BRATTLEBORO — I believe in and support peace, compassion, truth, artistic expression, an informed and ethical democracy, economic, social, and environmental justice. If you share these ideals, I would like to enlist your help.

The people of the central Philippines need help on a massive scale after being struck by a massive typhoon. Please, if you're able to, open your hearts and wallets to help those devastated by that storm.

According to a story in The New York Times about the plight of Tacloban, that city faces a “collapse in sanitation, shortages of fresh water and inability of emergency health teams to respond quickly.” The people there face cholera, hepatitis, malaria, dengue fever, typhoid fever, bacterial dysentery, leptospirosis, tetanus, acute respiratory infections, measles, and possibly even polio, according to Doctors Without Borders, United Nations Office for the Coordination of Humanitarian Affairs, and AmeriCares.

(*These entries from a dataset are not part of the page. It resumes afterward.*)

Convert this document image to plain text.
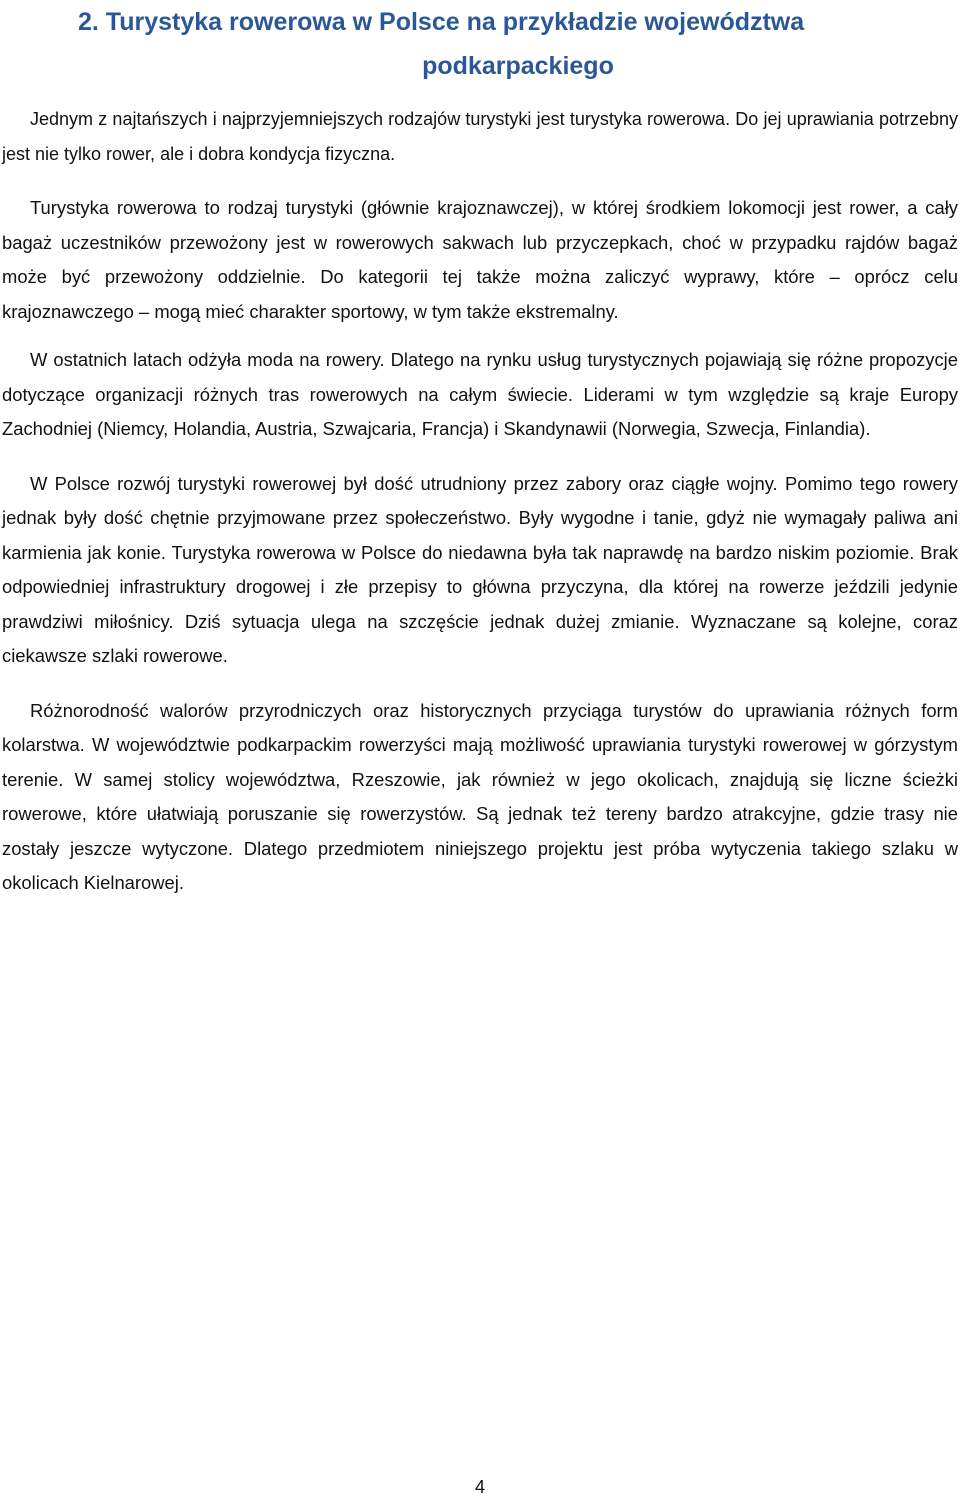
2. Turystyka rowerowa w Polsce na przykładzie województwa
podkarpackiego

Jednym z najtańszych i najprzyjemniejszych rodzajów turystyki jest turystyka rowerowa. Do jej uprawiania potrzebny jest nie tylko rower, ale i dobra kondycja fizyczna.

Turystyka rowerowa to rodzaj turystyki (głównie krajoznawczej), w której środkiem lokomocji jest rower, a cały bagaż uczestników przewożony jest w rowerowych sakwach lub przyczepkach, choć w przypadku rajdów bagaż może być przewożony oddzielnie. Do kategorii tej także można zaliczyć wyprawy, które – oprócz celu krajoznawczego – mogą mieć charakter sportowy, w tym także ekstremalny.

W ostatnich latach odżyła moda na rowery. Dlatego na rynku usług turystycznych pojawiają się różne propozycje dotyczące organizacji różnych tras rowerowych na całym świecie. Liderami w tym względzie są kraje Europy Zachodniej (Niemcy, Holandia, Austria, Szwajcaria, Francja) i Skandynawii (Norwegia, Szwecja, Finlandia).

W Polsce rozwój turystyki rowerowej był dość utrudniony przez zabory oraz ciągłe wojny. Pomimo tego rowery jednak były dość chętnie przyjmowane przez społeczeństwo. Były wygodne i tanie, gdyż nie wymagały paliwa ani karmienia jak konie. Turystyka rowerowa w Polsce do niedawna była tak naprawdę na bardzo niskim poziomie. Brak odpowiedniej infrastruktury drogowej i złe przepisy to główna przyczyna, dla której na rowerze jeździli jedynie prawdziwi miłośnicy. Dziś sytuacja ulega na szczęście jednak dużej zmianie. Wyznaczane są kolejne, coraz ciekawsze szlaki rowerowe.

Różnorodność walorów przyrodniczych oraz historycznych przyciąga turystów do uprawiania różnych form kolarstwa. W województwie podkarpackim rowerzyści mają możliwość uprawiania turystyki rowerowej w górzystym terenie. W samej stolicy województwa, Rzeszowie, jak również w jego okolicach, znajdują się liczne ścieżki rowerowe, które ułatwiają poruszanie się rowerzystów. Są jednak też tereny bardzo atrakcyjne, gdzie trasy nie zostały jeszcze wytyczone. Dlatego przedmiotem niniejszego projektu jest próba wytyczenia takiego szlaku w okolicach Kielnarowej.

4
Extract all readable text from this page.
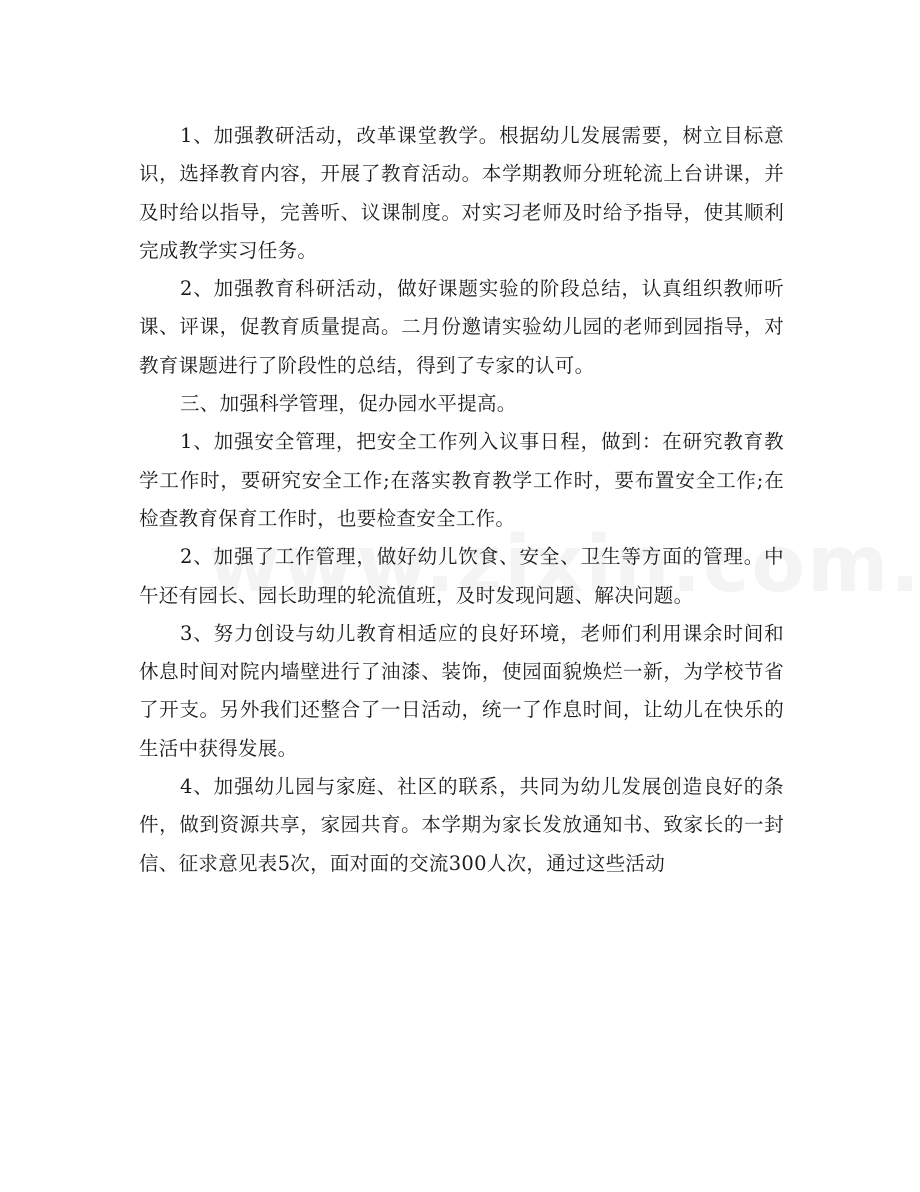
1、加强教研活动，改革课堂教学。根据幼儿发展需要，树立目标意识，选择教育内容，开展了教育活动。本学期教师分班轮流上台讲课，并及时给以指导，完善听、议课制度。对实习老师及时给予指导，使其顺利完成教学实习任务。

2、加强教育科研活动，做好课题实验的阶段总结，认真组织教师听课、评课，促教育质量提高。二月份邀请实验幼儿园的老师到园指导，对教育课题进行了阶段性的总结，得到了专家的认可。

三、加强科学管理，促办园水平提高。

1、加强安全管理，把安全工作列入议事日程，做到：在研究教育教学工作时，要研究安全工作;在落实教育教学工作时，要布置安全工作;在检查教育保育工作时，也要检查安全工作。

2、加强了工作管理，做好幼儿饮食、安全、卫生等方面的管理。中午还有园长、园长助理的轮流值班，及时发现问题、解决问题。

3、努力创设与幼儿教育相适应的良好环境，老师们利用课余时间和休息时间对院内墙壁进行了油漆、装饰，使园面貌焕烂一新，为学校节省了开支。另外我们还整合了一日活动，统一了作息时间，让幼儿在快乐的生活中获得发展。

4、加强幼儿园与家庭、社区的联系，共同为幼儿发展创造良好的条件，做到资源共享，家园共育。本学期为家长发放通知书、致家长的一封信、征求意见表5次，面对面的交流300人次，通过这些活动
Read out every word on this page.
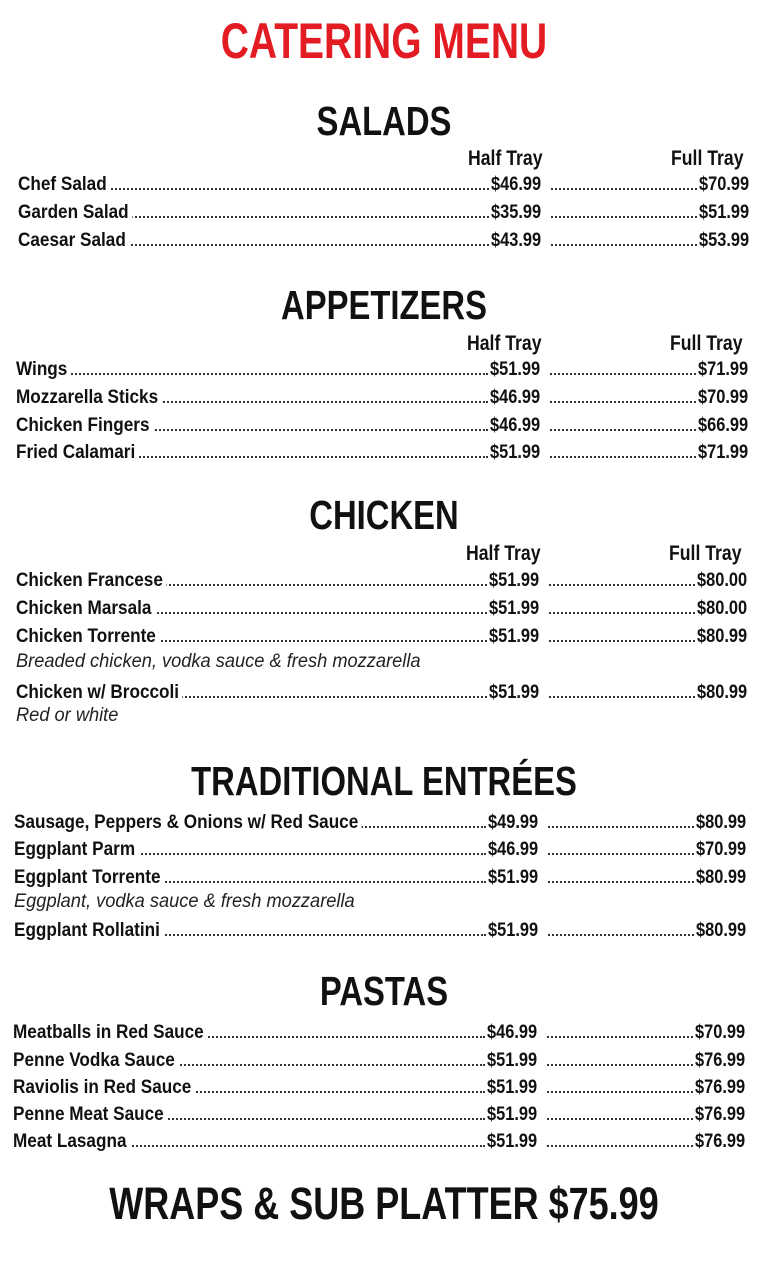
CATERING MENU
SALADS
Half Tray	Full Tray
Chef Salad	$46.99	$70.99
Garden Salad	$35.99	$51.99
Caesar Salad	$43.99	$53.99
APPETIZERS
Half Tray	Full Tray
Wings	$51.99	$71.99
Mozzarella Sticks	$46.99	$70.99
Chicken Fingers	$46.99	$66.99
Fried Calamari	$51.99	$71.99
CHICKEN
Half Tray	Full Tray
Chicken Francese	$51.99	$80.00
Chicken Marsala	$51.99	$80.00
Chicken Torrente	$51.99	$80.99
Breaded chicken, vodka sauce & fresh mozzarella
Chicken w/ Broccoli	$51.99	$80.99
Red or white
TRADITIONAL ENTRÉES
Sausage, Peppers & Onions w/ Red Sauce	$49.99	$80.99
Eggplant Parm	$46.99	$70.99
Eggplant Torrente	$51.99	$80.99
Eggplant, vodka sauce & fresh mozzarella
Eggplant Rollatini	$51.99	$80.99
PASTAS
Meatballs in Red Sauce	$46.99	$70.99
Penne Vodka Sauce	$51.99	$76.99
Raviolis in Red Sauce	$51.99	$76.99
Penne Meat Sauce	$51.99	$76.99
Meat Lasagna	$51.99	$76.99
WRAPS & SUB PLATTER $75.99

Dear reader, doesn't it seem unreasonable to assume that if a city of about 220,000 is “flattened,” and considering that many parts of the central Philippines, and not just Tacloban, were impacted by the typhoon, that there will be a long-term need for aid in the form of food, water, shelter, medical care, and rebuilding infrastructure?

Both the Times and Amy Goodman's Democracy Now radio show mentioned that wind speeds from the typhoon were estimated by satellite reconnaissance at 195 miles per hour. To give an American context to the strength of Typhoon Haiyan and the destruction it caused, can you imagine what the destruction of Hurricane Sandy (which peaked at 115 mph) would have been if it had had winds of that magnitude?

I feel pretty sure that Brattleboro residents will help as they have in other disasters, such as Hurricane Sandy, Hurricane Katrina, the tsunami in the Indian Ocean, and the earthquake in Haiti. I have a small fixed income and can't give much, but if I can coax others to give, too, then it is a bigger help to people in dire circumstances - people who have lost loved ones, homes, and livelihoods. Outdo me - it'll be easy.

I know from personal experience that Oxfam, a reputable and accredited charity, already has people in the Philippines and will accept a donation of as little as $2: Oxfam America, 226 Causeway St. 5th floor, Boston, MA 02114-2206, www.oxfamamerica.org/give, 1-800-77-OXFAM.

I also recommend Doctors Without Borders, also rated four stars by Charity Navigator: Doctors Without Borders USA, P.O. Box 5030, Hagerstown, MD 21741-5030; www.doctorswithoutborders.org/donate.

If you'd rather give another way or to a different charity or through a local fundraising effort, fine - but please give in some small way.